Sie freuen sich auf neue Erfahrungen in Gladbeck (v.l.): Die Patres. Juan Latorre, Gisbert Lordick und Ralf Winterberg. (Foto: privat)
„Noch bevor das aus Altersgründen nötig ist“, so Winterberg, werde die für ihre Jugend-, Sozial- und Pfarreiarbeit in Köln anerkannte Amigonianer-Niederlassung dort geschlossen. Zwei Jahre lang hatten Pater Ralf und seine beiden Mitbrüder einen solchen Schritt geplant und seit Sommer 2018 dann mit dem Bistum Essen besprochen. In Gelsenkirchen und dann auch Brauck werden dann ab dem 1. Juli drei unter 50-Jährige und drei fast 70- und 75-jährige Ordensmänner in einer Gemeinschaft mit zwei Standorten leben.
Mitbürger in Fahrradnähe
„In Gladbeck wollen wir verstärkt unser eigentliches Ordensleben in Gebet, Mitbrüderlichkeit und sozialem Einsatz für benachteiligte Kinder und Jugendliche sowie für ihre Familien pflegen“, sagt Pater Ralf. Bei den Menschen in Brauck und in ihrem Alltag wollen die Drei dann präsent sein. Auch die im Ruhrbistum bekannten Gelsenkirchener Mitbrüder leben dort in ihrer Sozialwohnung, stehen für ihren Jugendtreff ein und sind hier für Jugendliche wie Familien bei Gefährdung durch Sucht, Armut, Erziehungs- oder anderen Problemen da. Für die Gladbecker kann Pater Ralf noch keine konkreten Pläne des Stadteil-Engagements nennen. „Von Brauck aus sind unsere Gelsenkirchener Mitbrüder in Fahrradnähe.“
Alle sechs Ordensmänner wollen an beiden Standorten zusammensein, um sich und die älteren in ihrer Gemeinschaft und in ihrer Stadtviertel-Arbeit zu stützen. Im internationalsten und sozial herausfordernden Stadtteil Gladbecks gehe es dann zuerst um eins: „Wir werden den Menschen zuhören, vielleicht Kontakte mit Schulen aufnehmen. Über Schüler, die in Brauck Hilfe brauchen, finden wir, wo sich das ergibt, dann auch Kontakt zu Familien.“
Als Ordensleute die Jugendarbeit und die Zukunftskirche fördern
Im Bistum Essen und in der Lamberti-Pfarrei sind die Noch-Kölner willkommen.

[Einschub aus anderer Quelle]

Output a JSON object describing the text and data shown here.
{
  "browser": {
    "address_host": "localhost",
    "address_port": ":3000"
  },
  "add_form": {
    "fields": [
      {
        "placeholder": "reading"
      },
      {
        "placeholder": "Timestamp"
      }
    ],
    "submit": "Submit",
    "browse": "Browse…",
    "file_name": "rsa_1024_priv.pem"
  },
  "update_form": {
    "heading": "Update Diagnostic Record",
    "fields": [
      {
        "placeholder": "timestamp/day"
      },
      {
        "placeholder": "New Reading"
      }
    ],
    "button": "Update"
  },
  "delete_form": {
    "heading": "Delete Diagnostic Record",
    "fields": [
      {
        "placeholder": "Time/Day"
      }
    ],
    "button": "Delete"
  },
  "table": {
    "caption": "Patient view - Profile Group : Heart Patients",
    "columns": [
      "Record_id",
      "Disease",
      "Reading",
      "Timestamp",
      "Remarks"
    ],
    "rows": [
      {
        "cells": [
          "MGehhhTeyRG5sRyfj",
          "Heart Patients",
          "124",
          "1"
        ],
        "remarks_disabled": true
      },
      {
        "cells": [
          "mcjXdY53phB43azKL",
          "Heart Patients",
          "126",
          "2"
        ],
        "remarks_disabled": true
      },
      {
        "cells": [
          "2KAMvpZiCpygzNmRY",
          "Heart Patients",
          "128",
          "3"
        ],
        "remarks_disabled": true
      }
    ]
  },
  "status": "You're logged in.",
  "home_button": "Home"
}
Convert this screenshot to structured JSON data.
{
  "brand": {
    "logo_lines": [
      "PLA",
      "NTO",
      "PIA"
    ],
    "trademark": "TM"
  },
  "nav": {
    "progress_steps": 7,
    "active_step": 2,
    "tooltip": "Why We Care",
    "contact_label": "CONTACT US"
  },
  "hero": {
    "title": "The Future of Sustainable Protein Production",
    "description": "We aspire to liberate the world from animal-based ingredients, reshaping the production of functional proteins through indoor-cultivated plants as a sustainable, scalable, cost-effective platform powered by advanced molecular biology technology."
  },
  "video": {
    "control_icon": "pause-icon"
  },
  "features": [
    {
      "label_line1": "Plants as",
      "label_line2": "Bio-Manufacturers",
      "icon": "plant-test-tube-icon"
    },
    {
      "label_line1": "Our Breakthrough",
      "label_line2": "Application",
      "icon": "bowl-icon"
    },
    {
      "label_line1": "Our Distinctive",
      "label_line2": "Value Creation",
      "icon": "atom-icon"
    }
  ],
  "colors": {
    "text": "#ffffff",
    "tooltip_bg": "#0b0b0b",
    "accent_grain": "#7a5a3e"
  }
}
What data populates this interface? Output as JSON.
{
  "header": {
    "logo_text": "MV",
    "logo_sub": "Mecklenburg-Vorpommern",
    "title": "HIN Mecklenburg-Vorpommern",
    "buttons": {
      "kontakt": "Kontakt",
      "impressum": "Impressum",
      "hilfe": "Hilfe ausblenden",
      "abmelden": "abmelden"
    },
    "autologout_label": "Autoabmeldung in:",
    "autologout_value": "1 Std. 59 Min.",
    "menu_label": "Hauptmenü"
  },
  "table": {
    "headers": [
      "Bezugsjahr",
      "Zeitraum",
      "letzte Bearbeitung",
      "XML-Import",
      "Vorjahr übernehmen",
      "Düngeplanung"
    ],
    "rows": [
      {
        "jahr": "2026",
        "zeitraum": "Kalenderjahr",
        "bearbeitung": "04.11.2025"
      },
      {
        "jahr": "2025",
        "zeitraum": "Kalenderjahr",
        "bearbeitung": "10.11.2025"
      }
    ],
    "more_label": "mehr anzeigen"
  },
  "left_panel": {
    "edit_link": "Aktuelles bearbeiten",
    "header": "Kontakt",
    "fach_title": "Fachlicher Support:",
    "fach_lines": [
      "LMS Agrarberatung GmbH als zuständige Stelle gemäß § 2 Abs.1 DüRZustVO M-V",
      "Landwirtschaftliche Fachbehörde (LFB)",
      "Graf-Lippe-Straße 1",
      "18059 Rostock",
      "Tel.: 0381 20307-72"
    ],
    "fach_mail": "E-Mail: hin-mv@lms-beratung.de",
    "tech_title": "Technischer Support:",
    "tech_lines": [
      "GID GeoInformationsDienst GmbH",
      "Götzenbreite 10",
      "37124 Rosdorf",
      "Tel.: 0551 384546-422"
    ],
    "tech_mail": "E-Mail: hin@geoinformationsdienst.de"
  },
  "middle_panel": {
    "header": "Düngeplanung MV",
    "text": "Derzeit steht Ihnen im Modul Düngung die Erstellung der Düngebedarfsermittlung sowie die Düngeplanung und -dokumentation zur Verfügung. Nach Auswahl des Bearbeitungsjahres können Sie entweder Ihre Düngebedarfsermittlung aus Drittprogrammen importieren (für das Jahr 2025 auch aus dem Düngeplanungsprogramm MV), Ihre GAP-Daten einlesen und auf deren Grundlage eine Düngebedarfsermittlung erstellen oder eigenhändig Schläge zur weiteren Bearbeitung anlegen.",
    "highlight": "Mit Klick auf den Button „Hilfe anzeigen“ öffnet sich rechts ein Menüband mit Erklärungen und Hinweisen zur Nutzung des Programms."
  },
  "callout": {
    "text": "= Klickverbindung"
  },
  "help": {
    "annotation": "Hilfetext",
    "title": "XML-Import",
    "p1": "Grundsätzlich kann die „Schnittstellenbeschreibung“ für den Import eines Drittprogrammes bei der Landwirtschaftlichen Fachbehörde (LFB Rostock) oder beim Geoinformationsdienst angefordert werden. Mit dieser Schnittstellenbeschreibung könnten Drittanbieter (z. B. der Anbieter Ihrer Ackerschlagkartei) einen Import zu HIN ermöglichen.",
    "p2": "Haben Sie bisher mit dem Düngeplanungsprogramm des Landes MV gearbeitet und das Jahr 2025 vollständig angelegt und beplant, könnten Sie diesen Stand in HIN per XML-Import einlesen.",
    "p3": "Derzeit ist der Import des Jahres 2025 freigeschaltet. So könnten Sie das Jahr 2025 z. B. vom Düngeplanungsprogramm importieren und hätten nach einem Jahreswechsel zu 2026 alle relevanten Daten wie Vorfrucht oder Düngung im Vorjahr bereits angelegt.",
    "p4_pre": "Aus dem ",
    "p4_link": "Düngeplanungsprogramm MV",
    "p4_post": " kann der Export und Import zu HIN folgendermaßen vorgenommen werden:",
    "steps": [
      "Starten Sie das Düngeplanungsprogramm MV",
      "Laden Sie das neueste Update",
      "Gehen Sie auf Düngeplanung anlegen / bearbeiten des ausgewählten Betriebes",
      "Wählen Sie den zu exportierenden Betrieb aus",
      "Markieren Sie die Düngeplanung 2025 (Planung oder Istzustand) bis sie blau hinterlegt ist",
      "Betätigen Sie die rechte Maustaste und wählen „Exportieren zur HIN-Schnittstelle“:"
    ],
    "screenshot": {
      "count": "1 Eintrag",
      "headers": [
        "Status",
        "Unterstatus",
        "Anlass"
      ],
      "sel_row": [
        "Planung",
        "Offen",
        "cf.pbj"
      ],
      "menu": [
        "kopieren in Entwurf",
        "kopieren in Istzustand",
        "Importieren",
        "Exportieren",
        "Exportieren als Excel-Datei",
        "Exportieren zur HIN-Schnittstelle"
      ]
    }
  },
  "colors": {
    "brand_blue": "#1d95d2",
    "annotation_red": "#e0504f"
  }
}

Seit Juli gab es Gespräche mit dem Essener Personaldezernat und der Seelsorge im Generalvikariat über die neue Niederlassung. „Wir haben im Gespräch Rückendeckung auch des Bischofs und eine gute gemeinsame Wellenlänge gespürt.“ Unbestritten von beiden Seiten war von Anfang an, dass Pater Ralf, Pater Gisbert und Pater Juan keine Pastoren-Stelle in St. Lamberti oder Brauck übernehmen. „In Brauck freue ich mich auf aktive Laien und Katholiken mit ihrer Gemeinde, die im Aufbruch ist“, so Pater Ralf. Das Projekt der dort entstehenden „Zukunftskirche“ ist ihm sympathisch. Aktive aus der alten Marien-Gemeinde werden am neuen Ortsmittelpunkt mit neuen Ideen traditionelle, kirchenferne und bewusst alle sozialen Gruppen ansprechen.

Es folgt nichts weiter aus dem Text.